Threshold voltage instability by charge trapping effects in the gate region of p-GaN HEMTs

In this work, threshold voltage instability of normally off p-GaN high electron mobility transistors has been investigated by monitoring the gate current density during a device on-state. The origin of gate current variations under stress has been ascribed to charge trapping occurring at different interfaces in the metal/p-GaN/AlGaN/GaN system. In particular, depending on the stress bias level, electrons (V-G < 6 V) or holes (V-G > 6 V) are trapped, causing a positive or negative threshold voltage shift delta V-TH, respectively. By monitoring the gate current variations at different temperatures, activation energies associated with the electrons and holes trapping could be determined and correlated with the presence of nitrogen (electron traps) or gallium (hole traps) vacancies.

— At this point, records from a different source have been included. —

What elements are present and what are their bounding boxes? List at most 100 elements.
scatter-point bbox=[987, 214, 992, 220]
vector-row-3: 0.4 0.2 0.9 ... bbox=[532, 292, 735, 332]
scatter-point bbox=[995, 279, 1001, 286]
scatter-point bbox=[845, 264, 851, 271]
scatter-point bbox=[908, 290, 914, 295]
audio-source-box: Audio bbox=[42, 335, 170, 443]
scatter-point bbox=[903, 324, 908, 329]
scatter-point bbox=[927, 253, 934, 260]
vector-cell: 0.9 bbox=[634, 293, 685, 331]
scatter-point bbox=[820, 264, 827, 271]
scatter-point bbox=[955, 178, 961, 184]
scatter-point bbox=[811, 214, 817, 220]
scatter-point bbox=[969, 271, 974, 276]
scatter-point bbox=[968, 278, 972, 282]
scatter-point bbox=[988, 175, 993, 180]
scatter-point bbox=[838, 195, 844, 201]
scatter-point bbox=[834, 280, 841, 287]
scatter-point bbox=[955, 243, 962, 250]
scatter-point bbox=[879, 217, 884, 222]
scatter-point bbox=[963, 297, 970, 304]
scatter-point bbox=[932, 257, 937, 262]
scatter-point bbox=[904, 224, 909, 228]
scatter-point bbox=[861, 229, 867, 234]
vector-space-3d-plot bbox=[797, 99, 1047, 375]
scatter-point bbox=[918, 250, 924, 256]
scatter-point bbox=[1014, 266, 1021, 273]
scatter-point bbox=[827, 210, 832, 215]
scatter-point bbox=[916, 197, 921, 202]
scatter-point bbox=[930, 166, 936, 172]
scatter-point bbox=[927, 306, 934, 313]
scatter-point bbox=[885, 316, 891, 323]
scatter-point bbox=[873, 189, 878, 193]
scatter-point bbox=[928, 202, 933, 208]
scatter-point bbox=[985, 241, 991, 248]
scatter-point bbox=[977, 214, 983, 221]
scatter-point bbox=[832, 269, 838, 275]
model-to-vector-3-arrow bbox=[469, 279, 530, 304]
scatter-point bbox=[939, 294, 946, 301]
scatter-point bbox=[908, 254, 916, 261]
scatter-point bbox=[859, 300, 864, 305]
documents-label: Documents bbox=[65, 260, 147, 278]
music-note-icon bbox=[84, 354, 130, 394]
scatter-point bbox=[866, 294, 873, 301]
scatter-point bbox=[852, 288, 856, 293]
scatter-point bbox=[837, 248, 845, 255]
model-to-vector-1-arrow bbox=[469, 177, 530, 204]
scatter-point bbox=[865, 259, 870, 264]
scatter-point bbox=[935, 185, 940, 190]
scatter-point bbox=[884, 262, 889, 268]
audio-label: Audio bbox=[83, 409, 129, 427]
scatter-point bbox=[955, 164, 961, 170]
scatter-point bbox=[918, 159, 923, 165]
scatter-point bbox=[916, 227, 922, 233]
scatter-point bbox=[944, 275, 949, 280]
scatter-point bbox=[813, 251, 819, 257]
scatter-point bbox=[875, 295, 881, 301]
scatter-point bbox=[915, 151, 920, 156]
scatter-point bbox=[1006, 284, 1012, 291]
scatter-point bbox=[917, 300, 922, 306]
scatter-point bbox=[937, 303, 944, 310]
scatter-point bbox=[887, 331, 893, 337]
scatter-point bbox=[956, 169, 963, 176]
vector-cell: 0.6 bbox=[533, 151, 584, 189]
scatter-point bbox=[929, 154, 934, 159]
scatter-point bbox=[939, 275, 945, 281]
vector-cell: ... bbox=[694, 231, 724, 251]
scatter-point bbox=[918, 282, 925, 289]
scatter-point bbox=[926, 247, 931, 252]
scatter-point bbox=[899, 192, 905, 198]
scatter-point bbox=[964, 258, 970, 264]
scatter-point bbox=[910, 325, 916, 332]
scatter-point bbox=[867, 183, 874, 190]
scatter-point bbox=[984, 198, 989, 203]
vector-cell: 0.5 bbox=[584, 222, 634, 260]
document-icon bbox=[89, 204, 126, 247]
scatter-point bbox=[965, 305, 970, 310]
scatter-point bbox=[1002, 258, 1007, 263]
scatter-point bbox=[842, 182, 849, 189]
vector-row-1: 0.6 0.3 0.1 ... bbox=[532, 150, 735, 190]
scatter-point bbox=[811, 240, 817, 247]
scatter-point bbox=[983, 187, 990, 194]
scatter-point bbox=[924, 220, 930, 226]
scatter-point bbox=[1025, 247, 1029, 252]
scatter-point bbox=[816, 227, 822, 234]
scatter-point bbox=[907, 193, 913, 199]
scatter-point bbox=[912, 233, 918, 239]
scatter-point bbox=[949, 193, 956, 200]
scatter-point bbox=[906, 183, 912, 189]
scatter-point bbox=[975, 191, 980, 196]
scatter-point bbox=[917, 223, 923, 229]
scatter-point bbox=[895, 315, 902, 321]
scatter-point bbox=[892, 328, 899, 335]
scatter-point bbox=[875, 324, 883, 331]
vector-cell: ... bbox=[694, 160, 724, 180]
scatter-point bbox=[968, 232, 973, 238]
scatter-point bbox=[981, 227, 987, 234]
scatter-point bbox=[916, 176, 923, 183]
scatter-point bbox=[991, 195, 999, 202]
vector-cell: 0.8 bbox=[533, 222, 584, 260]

Moreover, the electrical measurements suggested the generation of a new electron-trap upon long-time bias stress, associated with the creation of crystallographic dislocation-like defects extending across different interfaces (p-GaN/AlGaN/GaN) of the gate stack. (C) 2022 Author(s)

Automated summary

This work investigates the threshold voltage instability of normally off p-GaN high electron mobility transistors by monitoring the gate current density during device on-state. It is found that the gate current variations are caused by charge trapping at different interfaces in the metal/p-GaN/AlGaN/GaN system. Depending on the stress bias level, trapped electrons or holes lead to positive or negative threshold voltage shift, respectively.